The organization is currently taking ideas for an eventual scientific Moon mission, but at this early stage it’s primarily working to create excitement about the idea. The goal is to inspire and educate Africans about space science from a young age, and ultimately get an African Moon mission launched. It runs an in-school programme throughout southern Africa all the way down to the kindergarten level. “Kids today who become aware of it and inspired by it may have an opportunity one day to even work on it,” he said.
Weltman said that reaching young children is important because of their reaction: They learn to dream big. “You’re talking to somebody who has this open mind, and then you just talk about our ability as humankind to go beyond our planet, to look at other worlds,” he said. “And it doesn’t matter if you do it in the developed world or the developing world, you get that reaction.”

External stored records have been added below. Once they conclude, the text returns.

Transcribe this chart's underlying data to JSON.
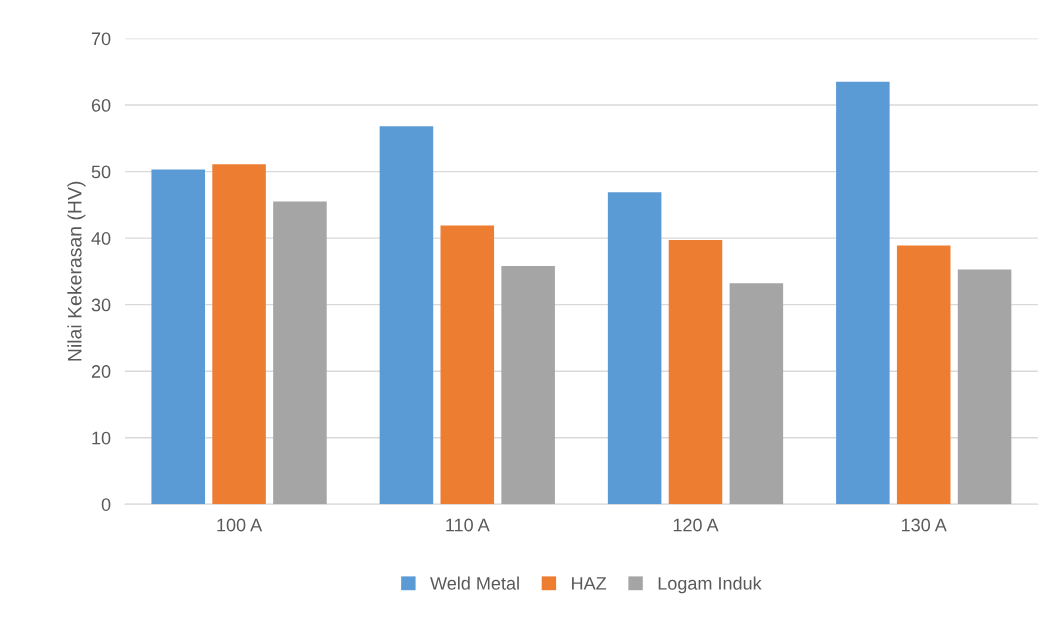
{
  "chart_data": {
    "type": "bar",
    "ylabel": "Nilai Kekerasan (HV)",
    "categories": [
      "100 A",
      "110 A",
      "120 A",
      "130 A"
    ],
    "series": [
      {
        "name": "Weld Metal",
        "color": "#5b9bd5",
        "values": [
          50.3,
          56.8,
          46.9,
          63.5
        ]
      },
      {
        "name": "HAZ",
        "color": "#ed7d31",
        "values": [
          51.1,
          41.9,
          39.7,
          38.9
        ]
      },
      {
        "name": "Logam Induk",
        "color": "#a5a5a5",
        "values": [
          45.5,
          35.8,
          33.2,
          35.3
        ]
      }
    ],
    "ylim": [
      0,
      70
    ],
    "yticks": [
      0,
      10,
      20,
      30,
      40,
      50,
      60,
      70
    ],
    "grid": "y",
    "legend": "bottom"
  }
}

Space can have that power whether the science is focused on machines or people. Othman recalls that when the first Malaysian astronaut, Sheikh Muszaphar Shukor, went into space in 2007 to do biological experiments at the International Space Station, Malaysia was ecstatic.
“There was a realization of what a person would need to be to go into space – healthy, that sort of thing,” she said. “And then, what are you going to be doing in space? All of that created a great awareness of the bigger effects of space.”
The Ecuadorian Civilian Space Agency made use of Pegaso for just that purpose. The CubeSat provided Ecuadorian scientists and engineers with a chance to create their own technology, such as a unique design for a radiation shield. And once launched, it succeeded in its main mission: giving Ecuadorian children a clear window into space.
Pegaso beamed direct video from orbit into classrooms. It also sent a signal with data that the students learned to decode, using maths to determine its position in orbit. Nader said that helps them understand the practical uses for the mathematics and physics they learn in school.
“What we consider the best reason of all for making something in space, the most practical reason,” Nader said, “is the growing of the people.”